For diligence, the useful questions are specific: which asset, which indication, which mechanism, which evidence, which assay, which clinical stage, and which decision was changed by the computational method?
Theoretical
Mechanism-First Repurposing
The strongest repurposing logic starts with mechanism. If a compound has known target engagement, known pharmacology, known human exposure, and a disease biology rationale, AI can help prioritise context. The remaining challenge is proving that the mechanism matters in the new disease and that the dose required is tolerable.
Multi-Omic Combination Design
Combination design may improve when transcriptomics, proteomics, CRISPR screens, single-cell perturbation data, pathway models, and pharmacology are considered together. The theoretical value is high because combinations often aim to block compensation, resistance, or parallel pathways.

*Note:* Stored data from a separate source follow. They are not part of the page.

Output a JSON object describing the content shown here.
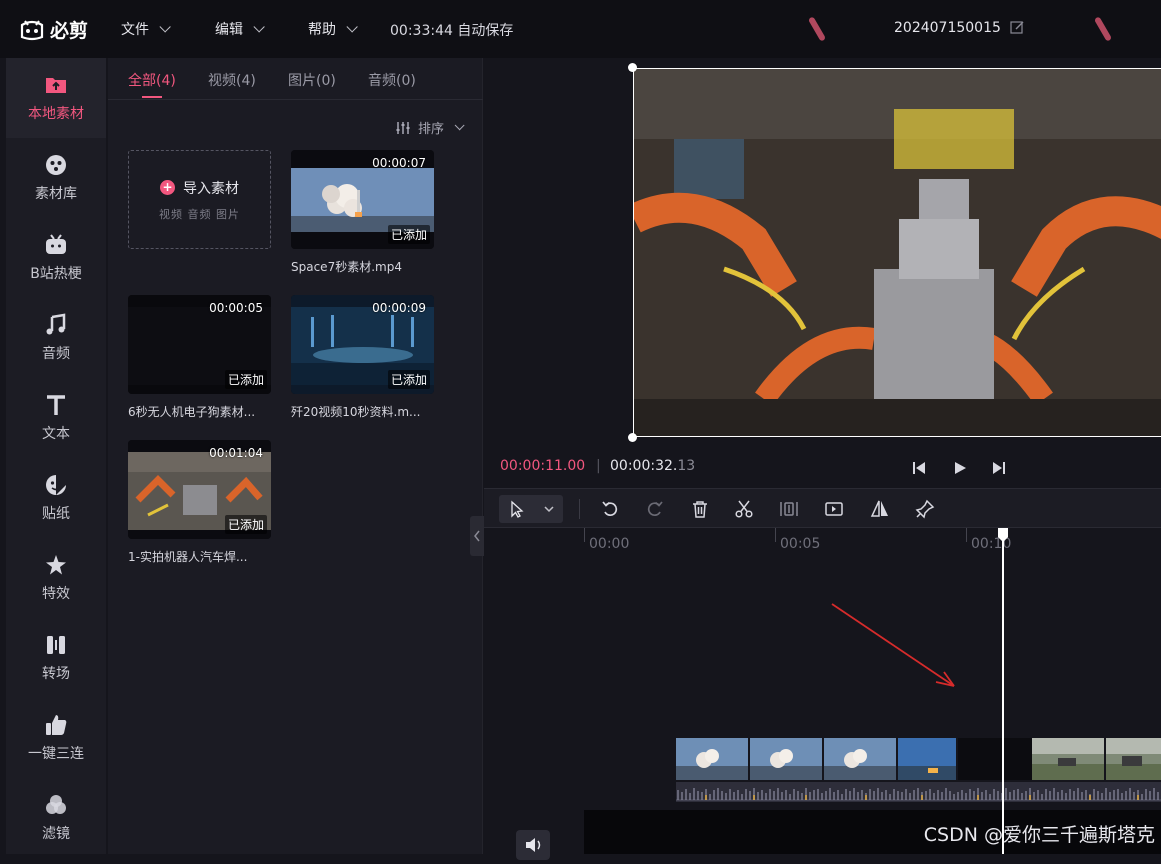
{
  "app": {
    "name": "必剪",
    "menus": [
      {
        "label": "文件"
      },
      {
        "label": "编辑"
      },
      {
        "label": "帮助"
      }
    ],
    "autosave": "00:33:44 自动保存",
    "project_name": "202407150015"
  },
  "sidebar": {
    "items": [
      {
        "label": "本地素材",
        "icon": "upload-folder-icon",
        "active": true
      },
      {
        "label": "素材库",
        "icon": "media-library-icon"
      },
      {
        "label": "B站热梗",
        "icon": "bilibili-tv-icon"
      },
      {
        "label": "音频",
        "icon": "music-note-icon"
      },
      {
        "label": "文本",
        "icon": "text-t-icon"
      },
      {
        "label": "贴纸",
        "icon": "sticker-icon"
      },
      {
        "label": "特效",
        "icon": "effects-star-icon"
      },
      {
        "label": "转场",
        "icon": "transition-icon"
      },
      {
        "label": "一键三连",
        "icon": "thumbs-up-icon"
      },
      {
        "label": "滤镜",
        "icon": "filter-circles-icon"
      }
    ]
  },
  "media": {
    "tabs": [
      {
        "label": "全部(4)",
        "active": true
      },
      {
        "label": "视频(4)"
      },
      {
        "label": "图片(0)"
      },
      {
        "label": "音频(0)"
      }
    ],
    "sort_label": "排序",
    "import": {
      "title": "导入素材",
      "subtitle": "视频 音频 图片"
    },
    "clips": [
      {
        "name": "Space7秒素材.mp4",
        "duration": "00:00:07",
        "status": "已添加"
      },
      {
        "name": "6秒无人机电子狗素材...",
        "duration": "00:00:05",
        "status": "已添加"
      },
      {
        "name": "歼20视频10秒资料.m...",
        "duration": "00:00:09",
        "status": "已添加"
      },
      {
        "name": "1-实拍机器人汽车焊...",
        "duration": "00:01:04",
        "status": "已添加"
      }
    ]
  },
  "player": {
    "current_time_main": "00:00:11.",
    "current_time_frac": "00",
    "separator": "|",
    "total_time_main": "00:00:32.",
    "total_time_frac": "13"
  },
  "timeline": {
    "ruler_labels": [
      "00:00",
      "00:05",
      "00:10"
    ]
  },
  "watermark": "CSDN @爱你三千遍斯塔克",
  "colors": {
    "accent": "#f2577f",
    "background": "#15151c"
  }
}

The hard part is validation. A multi-omic rationale can still fail if the drug exposure is wrong, the tissue context is absent, or toxicity dominates benefit.
Portfolio-Level Repurposing Intelligence
Companies with large internal datasets can search across failed assets, negative assays, historical screens, safety packages, and disease programs. That institutional memory may be more valuable than public-data ranking. The theoretical advantage comes from knowing what failed, not only what was published.
Beyond Current Capabilities
Efficacy from Computational Match Alone
No computational match establishes therapeutic efficacy. Signature reversal, graph proximity, structural plausibility, and synergy scores remain upstream evidence until tested in the right biological and clinical context.
General Combination Prediction Across Diseases
Combination effects do not transfer cleanly across diseases, genotypes, tissues, immune contexts, or dose schedules. General combination prediction remains beyond current capabilities for decision-grade therapeutic selection.
Repurposing Without Commercial and Regulatory Reality
A repurposing hypothesis may be scientifically plausible and commercially unusable. Patent position, formulation, dose, route, manufacturing, exclusivity, safety monitoring, and trial feasibility determine whether a program can proceed.
Practice Notes
Write the claim in one sentence: new indication, old asset, mechanism, population, dose logic, and evidence source.
Separate evidence types. Do not merge signature reversal, graph proximity, prior human exposure, and trial evidence into a single confidence score without showing the components.
Run orthogonal validation before advancing a program. Use disease-relevant assays, dose-response work, target engagement, combination matrices, and toxicity checks.
For combinations, document dose, schedule, order, tissue context, and toxicity. A synergy score without those details is not a regimen.
Treat company platform claims as leads for due diligence. Ask for asset-level evidence, not platform-level language.